The Court rejected the Crown’s “sham” argument:

[53]        In the case at bar, the New Investors were promised that they would receive Class B shares of Veracel for their subscription receipts and that these Class B shares would become shares of the Appellant following the amalgamation of Birchcliff and Veracel. This is what happened. The brevity of the share ownership does not negate the fact that the New Investors became shareholders of Veracel.

[54]        Furthermore, I respectfully disagree with the Respondent’s suggestion that the shares were never issued. The documentary evidence clearly shows that the Class B shares were to be issued as consideration for the acquisition of the subscription receipts by the investors. Susan Mak, the assistant manager of client services at Olympia, the subscription receipt agent for Veracel, testified that Olympia received the funds realized from the sale of the subscription receipts. She confirmed that Olympia received the certificate for 34,000,000 Class B shares of Veracel in trust for the New Investors. She further confirmed that Olympia received instructions to exchange the certificate representing 34,000,000 Class B shares of Veracel for 34,000,000 common shares of the Appellant following the amalgamation. Her cross-examination did not reveal any inconsistencies or contradictions with her evidence in chief.

[55]        Considering the evidence as a whole, I am satisfied that the Class B shares were effectively issued and their existence cannot be ignored under the legal doctrine of sham.

The Court also rejected the Crown’s argument that the New Investors as a group acquired control of Veracel immediately prior to the amalgamation:

[61]        In the case at hand, there is no evidence to show that the New Investors knew each other or had a plan to control the corporation together. I infer that the New Investors entered into the Subscription Agreement and granted a proxy to Jeff Tonken or Jim Surbey to vote their shares in favour of the plan, if required, because it appealed to their individual self-interest. I surmise that they did so without discussing the matter with the other investors. Therefore, I agree with the Appellant’s submission that the grant of the proxy in these circumstances is insufficient to demonstrate a common connection between the New Investors, and I find that the New Investors did not constitute a “group of persons” that acquired control of Veracel.

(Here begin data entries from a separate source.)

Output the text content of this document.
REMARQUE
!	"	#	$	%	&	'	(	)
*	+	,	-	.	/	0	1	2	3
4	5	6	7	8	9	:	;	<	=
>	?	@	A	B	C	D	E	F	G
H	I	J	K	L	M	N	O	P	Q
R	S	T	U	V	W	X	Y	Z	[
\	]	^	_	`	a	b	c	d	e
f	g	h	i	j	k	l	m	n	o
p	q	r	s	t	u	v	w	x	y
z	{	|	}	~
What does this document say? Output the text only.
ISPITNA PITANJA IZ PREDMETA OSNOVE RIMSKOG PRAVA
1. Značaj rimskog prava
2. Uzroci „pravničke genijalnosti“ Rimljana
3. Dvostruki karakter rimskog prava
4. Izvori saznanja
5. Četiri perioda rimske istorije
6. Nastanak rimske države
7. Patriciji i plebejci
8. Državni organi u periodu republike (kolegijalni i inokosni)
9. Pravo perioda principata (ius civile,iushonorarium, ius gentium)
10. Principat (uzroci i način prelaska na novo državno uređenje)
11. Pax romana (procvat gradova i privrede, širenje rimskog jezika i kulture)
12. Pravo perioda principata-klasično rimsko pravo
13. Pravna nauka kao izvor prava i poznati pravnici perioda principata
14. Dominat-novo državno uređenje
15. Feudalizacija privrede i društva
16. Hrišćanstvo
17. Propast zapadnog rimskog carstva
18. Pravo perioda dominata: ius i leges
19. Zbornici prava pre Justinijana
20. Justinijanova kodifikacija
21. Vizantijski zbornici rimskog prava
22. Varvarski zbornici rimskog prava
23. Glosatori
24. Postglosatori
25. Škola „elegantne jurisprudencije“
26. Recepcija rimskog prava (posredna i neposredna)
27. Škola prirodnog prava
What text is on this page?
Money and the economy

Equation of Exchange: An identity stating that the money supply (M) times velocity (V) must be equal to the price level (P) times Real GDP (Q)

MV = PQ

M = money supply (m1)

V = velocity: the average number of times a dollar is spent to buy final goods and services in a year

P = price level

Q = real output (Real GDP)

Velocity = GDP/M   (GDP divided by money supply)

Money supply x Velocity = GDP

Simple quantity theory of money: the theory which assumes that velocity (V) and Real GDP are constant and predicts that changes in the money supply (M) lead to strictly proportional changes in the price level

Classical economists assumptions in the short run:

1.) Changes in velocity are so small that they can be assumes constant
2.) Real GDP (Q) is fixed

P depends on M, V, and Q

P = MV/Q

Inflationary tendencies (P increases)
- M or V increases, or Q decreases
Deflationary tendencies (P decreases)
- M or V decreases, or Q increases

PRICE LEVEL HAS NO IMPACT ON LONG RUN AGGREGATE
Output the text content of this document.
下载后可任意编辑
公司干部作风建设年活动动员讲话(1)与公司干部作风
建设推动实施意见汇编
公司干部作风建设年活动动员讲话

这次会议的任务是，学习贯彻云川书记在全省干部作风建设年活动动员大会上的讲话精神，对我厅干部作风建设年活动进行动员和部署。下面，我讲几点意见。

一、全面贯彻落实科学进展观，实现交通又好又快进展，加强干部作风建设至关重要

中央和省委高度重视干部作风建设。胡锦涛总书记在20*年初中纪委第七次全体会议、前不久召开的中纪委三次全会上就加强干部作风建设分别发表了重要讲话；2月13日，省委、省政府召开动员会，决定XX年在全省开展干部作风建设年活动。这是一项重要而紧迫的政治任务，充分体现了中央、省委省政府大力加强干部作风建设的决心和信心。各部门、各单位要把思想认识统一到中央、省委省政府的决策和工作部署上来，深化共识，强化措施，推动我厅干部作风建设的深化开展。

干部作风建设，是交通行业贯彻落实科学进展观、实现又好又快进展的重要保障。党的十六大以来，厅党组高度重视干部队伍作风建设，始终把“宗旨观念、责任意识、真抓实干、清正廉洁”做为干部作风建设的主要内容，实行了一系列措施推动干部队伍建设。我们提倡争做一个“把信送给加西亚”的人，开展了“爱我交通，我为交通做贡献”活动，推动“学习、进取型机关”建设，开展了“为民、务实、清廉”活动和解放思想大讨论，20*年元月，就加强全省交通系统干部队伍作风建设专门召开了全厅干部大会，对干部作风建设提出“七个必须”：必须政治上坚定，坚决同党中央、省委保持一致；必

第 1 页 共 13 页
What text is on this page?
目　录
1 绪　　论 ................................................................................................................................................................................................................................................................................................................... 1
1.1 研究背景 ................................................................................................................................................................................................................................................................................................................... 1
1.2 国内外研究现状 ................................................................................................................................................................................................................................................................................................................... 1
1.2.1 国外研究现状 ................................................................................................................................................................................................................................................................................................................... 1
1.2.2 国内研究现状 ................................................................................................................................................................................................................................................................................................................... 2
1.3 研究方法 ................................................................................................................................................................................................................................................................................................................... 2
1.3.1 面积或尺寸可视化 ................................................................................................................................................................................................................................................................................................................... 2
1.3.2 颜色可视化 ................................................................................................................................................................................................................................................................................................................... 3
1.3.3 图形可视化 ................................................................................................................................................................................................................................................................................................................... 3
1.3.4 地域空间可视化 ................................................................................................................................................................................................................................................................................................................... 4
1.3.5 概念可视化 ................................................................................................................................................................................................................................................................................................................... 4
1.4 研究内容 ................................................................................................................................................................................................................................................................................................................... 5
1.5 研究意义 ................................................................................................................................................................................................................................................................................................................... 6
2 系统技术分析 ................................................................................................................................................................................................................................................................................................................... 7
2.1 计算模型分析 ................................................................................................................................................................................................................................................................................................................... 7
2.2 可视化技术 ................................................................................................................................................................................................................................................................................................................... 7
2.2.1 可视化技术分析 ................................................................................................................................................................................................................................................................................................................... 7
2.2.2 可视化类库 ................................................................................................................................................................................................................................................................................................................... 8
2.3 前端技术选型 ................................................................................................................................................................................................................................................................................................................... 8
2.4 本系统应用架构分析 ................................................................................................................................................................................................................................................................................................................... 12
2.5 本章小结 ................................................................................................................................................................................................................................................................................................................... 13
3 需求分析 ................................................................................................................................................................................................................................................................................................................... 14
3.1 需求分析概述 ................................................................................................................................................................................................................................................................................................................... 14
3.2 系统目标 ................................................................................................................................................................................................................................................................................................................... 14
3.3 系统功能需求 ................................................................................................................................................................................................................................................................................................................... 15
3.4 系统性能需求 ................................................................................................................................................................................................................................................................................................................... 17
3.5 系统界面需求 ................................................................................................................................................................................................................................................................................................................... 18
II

However the Court did find that GAAR applied to the transaction:

[111]   In contrast, in the instant case, the New Investors were not shareholders of Veracel at the commencement of the series of transactions. They were made transient shareholders of Veracel for the sole purpose of artificially complying with the Majority Voting Interest Test mandated in clause 256(7)(b)(iii)(B). In addition, the Veracel Transactions were painstakingly planned before they were implemented. They were carried out in rapid sequential order. The New Investors became shareholders of Veracel literally for the briefest time. The financing was “seeded” into Veracel to circumvent the application of the deeming rule in subparagraph 256(7)(b)(iii) by an attempt to qualify the transactions under the exception found in clause 256(7)(b)(iii)(B) in a manner which does harm to the object, spirit and purpose of that exception. While tax planning does not necessarily bring into play the GAAR, this is a case where the proverbial elastic was stretched beyond its breaking point.

[112]   Subsection 245(2) empowers the Minister to determine the tax consequences that are reasonable in the circumstances in order to deny a tax benefit. As noted, the Veracel Transactions were planned so as to fit within the exception provided for in clause 256(7)(b)(iii)(B). As a result, in my opinion the issue of the Class B shares by Veracel should be ignored, resulting in an acquisition of control of Veracel upon the amalgamation of Veracel and Birchcliff. In this context, the reasonable tax consequence that flows from the application of the GAAR is that the Loss Streaming Restrictions apply to prevent the Appellant from using Veracel’s Tax Attributes.

As a result the appeal was dismissed, with costs.